Mammals as well as birds are renowned for being able to detect bad weather and earth tremors approaching. One possible explanation for this is that they pick up low frequency sounds produced in the air or the ground as a result of the turbulence approaching.
Another suggestion is that they can sense vibrations travelling through the earth. A number of mammals actually communicate using vibrations travelling through the earth (i.e. Mole-rats). Whether this is sound detection or touch sensation, I am uncertain.
Magnetism, like light, exists around us all the time – so it would be very useful if we could detect it.
Some experiments conducted at Manchester University in England seem to suggest that human beings can use the detection of magnetic fields to orientate themselves.
Though as we do not use consciously, it may be an atrophying ability in us. A number of modern scientists also believe whales use the earth’s magnetic field to navigate with as they travel immense distances around the oceans.
Time is a more difficult question, but it seems reasonable to call it a sense.
Not all animals perceive time the same way. Humans have a minimum time span of about one twentieth of a second. In other words, the smallest differences in time our conscious mind can interpret is one twentieth of second.

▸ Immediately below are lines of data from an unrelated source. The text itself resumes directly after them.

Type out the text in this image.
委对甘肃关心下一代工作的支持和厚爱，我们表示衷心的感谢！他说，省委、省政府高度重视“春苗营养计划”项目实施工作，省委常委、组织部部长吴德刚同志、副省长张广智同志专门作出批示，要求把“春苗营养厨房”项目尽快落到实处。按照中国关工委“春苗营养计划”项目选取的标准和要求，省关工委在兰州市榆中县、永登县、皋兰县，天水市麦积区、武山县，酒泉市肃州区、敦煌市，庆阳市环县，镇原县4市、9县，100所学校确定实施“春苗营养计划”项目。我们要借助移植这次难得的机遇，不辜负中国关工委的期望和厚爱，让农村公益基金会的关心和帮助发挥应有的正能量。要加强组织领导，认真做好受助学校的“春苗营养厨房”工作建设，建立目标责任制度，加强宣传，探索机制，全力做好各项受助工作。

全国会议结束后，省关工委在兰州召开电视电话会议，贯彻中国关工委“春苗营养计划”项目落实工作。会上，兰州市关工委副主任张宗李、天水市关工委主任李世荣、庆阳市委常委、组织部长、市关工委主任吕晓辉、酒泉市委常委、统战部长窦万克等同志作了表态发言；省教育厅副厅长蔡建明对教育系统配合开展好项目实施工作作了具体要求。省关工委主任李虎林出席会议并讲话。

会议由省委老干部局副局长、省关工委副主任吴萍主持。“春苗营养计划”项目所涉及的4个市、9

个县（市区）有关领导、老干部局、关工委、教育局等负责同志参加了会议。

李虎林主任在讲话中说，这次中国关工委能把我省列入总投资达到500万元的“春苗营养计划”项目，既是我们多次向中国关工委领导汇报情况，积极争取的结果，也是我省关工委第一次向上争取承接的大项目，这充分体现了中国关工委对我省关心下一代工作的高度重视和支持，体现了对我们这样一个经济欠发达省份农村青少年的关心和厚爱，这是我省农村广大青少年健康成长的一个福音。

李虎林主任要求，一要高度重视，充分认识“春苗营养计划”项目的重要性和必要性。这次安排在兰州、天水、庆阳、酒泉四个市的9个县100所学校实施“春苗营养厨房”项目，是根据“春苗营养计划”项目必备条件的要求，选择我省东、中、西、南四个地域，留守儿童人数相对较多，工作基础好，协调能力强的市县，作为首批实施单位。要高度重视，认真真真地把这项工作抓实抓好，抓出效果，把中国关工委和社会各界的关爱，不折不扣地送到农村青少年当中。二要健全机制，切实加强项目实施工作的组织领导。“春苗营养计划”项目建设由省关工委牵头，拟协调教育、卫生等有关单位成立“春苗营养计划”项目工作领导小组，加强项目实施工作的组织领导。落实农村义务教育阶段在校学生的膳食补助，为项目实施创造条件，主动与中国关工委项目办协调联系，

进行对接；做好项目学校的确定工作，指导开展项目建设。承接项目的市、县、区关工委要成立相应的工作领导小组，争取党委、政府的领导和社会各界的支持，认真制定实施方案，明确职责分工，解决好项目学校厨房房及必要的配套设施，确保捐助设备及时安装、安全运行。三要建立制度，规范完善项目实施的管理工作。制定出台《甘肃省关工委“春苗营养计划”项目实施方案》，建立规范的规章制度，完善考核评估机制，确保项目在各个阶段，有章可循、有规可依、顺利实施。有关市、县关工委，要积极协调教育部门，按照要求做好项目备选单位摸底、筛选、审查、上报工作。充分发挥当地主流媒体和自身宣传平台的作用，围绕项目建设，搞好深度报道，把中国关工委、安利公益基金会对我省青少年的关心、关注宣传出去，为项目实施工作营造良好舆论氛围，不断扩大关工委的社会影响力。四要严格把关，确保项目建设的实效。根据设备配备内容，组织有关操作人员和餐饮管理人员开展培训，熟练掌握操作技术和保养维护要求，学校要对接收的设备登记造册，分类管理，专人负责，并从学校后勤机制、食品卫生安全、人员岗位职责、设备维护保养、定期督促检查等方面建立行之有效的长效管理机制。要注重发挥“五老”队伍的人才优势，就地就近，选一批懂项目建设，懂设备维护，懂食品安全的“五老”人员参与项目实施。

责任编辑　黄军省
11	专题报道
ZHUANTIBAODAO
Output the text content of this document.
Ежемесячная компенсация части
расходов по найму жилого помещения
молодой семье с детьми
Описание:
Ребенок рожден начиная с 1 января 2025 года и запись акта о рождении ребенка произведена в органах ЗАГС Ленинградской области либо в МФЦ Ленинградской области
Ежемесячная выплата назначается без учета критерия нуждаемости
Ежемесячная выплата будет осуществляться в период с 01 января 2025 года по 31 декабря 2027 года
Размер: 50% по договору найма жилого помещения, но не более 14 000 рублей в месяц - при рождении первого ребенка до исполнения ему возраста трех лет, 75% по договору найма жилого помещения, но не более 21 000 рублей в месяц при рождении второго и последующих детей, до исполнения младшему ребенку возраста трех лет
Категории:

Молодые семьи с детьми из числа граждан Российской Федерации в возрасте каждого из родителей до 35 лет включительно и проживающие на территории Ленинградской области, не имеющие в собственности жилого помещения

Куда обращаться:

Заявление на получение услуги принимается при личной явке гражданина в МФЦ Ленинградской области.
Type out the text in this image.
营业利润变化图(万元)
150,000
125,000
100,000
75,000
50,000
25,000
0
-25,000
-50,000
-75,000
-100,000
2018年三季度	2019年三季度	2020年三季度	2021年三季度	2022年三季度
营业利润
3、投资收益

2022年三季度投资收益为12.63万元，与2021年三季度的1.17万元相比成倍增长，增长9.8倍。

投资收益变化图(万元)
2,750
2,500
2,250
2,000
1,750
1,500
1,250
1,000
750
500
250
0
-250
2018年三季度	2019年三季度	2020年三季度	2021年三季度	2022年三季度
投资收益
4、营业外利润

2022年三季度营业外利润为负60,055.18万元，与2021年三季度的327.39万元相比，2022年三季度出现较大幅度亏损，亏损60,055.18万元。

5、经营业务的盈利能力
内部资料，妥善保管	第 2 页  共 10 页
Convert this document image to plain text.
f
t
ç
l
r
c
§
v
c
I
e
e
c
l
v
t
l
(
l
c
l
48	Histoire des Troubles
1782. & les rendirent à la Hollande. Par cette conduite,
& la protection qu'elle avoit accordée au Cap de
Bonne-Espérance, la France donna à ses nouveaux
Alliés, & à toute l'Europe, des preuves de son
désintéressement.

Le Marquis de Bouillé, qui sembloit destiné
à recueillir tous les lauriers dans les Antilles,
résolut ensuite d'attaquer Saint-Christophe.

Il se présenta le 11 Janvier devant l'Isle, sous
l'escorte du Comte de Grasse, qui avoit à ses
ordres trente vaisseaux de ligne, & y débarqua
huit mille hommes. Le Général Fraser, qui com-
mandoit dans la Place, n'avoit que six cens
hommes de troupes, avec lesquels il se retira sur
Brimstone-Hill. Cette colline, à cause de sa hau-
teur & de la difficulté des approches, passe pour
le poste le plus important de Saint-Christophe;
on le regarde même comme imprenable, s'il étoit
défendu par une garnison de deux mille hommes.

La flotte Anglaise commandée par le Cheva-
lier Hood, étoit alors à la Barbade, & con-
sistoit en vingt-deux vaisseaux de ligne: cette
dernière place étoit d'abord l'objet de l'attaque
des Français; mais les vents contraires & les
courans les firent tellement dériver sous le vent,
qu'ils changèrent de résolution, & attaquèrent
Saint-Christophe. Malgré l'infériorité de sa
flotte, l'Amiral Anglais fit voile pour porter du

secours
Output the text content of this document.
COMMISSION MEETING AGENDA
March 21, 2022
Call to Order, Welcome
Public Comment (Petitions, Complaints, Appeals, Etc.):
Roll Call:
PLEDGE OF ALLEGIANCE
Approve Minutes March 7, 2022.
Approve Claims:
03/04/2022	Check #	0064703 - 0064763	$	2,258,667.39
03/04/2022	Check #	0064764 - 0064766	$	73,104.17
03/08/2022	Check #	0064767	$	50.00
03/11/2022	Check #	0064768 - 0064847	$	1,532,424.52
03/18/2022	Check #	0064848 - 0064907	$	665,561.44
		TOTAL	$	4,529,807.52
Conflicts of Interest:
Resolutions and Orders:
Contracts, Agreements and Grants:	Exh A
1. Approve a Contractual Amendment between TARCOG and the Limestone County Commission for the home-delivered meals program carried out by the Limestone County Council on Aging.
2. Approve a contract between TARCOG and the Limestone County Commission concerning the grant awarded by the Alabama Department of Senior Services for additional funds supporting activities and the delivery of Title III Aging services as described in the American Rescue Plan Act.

This means that if something in front of us moves one inch to the left, then moves back again all in less than one twentieth of a second, we will not see it move at all.
Interestingly, people will respond to things subconsciously – such as images – that they haven’t seen consciously. This is why we can not see the wing beats of a fly as it flies – because each wing has gone up and down 12 or more times in the time it takes us to see any movement at all.
If this is difficult to understand, think about the cinema.
The film is a long series of still pictures run one after the other very quickly, yet to us it looks like continuous action.
The image at the start of this chapter is another example, it is an animated gif of the phrase ‘Time Flies’. However you cannot read it. This is because though the ‘T’ is there for a whole second every loop, the rest of the letters and the space are only present for 100th of a second supposedly (this is the speed I set it for but the actual time is much slower, something to do with the time it takes the browser to refresh each image).
However, even without knowing exactly how long each image is there, it is easy to see that you don’t pick all the letters up. You tend to get the ‘T’ an ‘m’ and an ‘F’ an ‘e’ and an ‘s’ if your eyesight is good.
Other animals perceive time at different speeds. Birds often can distinguish shorter periods of time than mammals, enabling them to sing songs with two or three times as many notes in them as we actually hear.
Our bodies metabolism is linked to a number of cycles, daily monthly and yearly (daily cycles are called ‘circadian rhythms’) these all involve a certain subconscious awareness of the passage of time.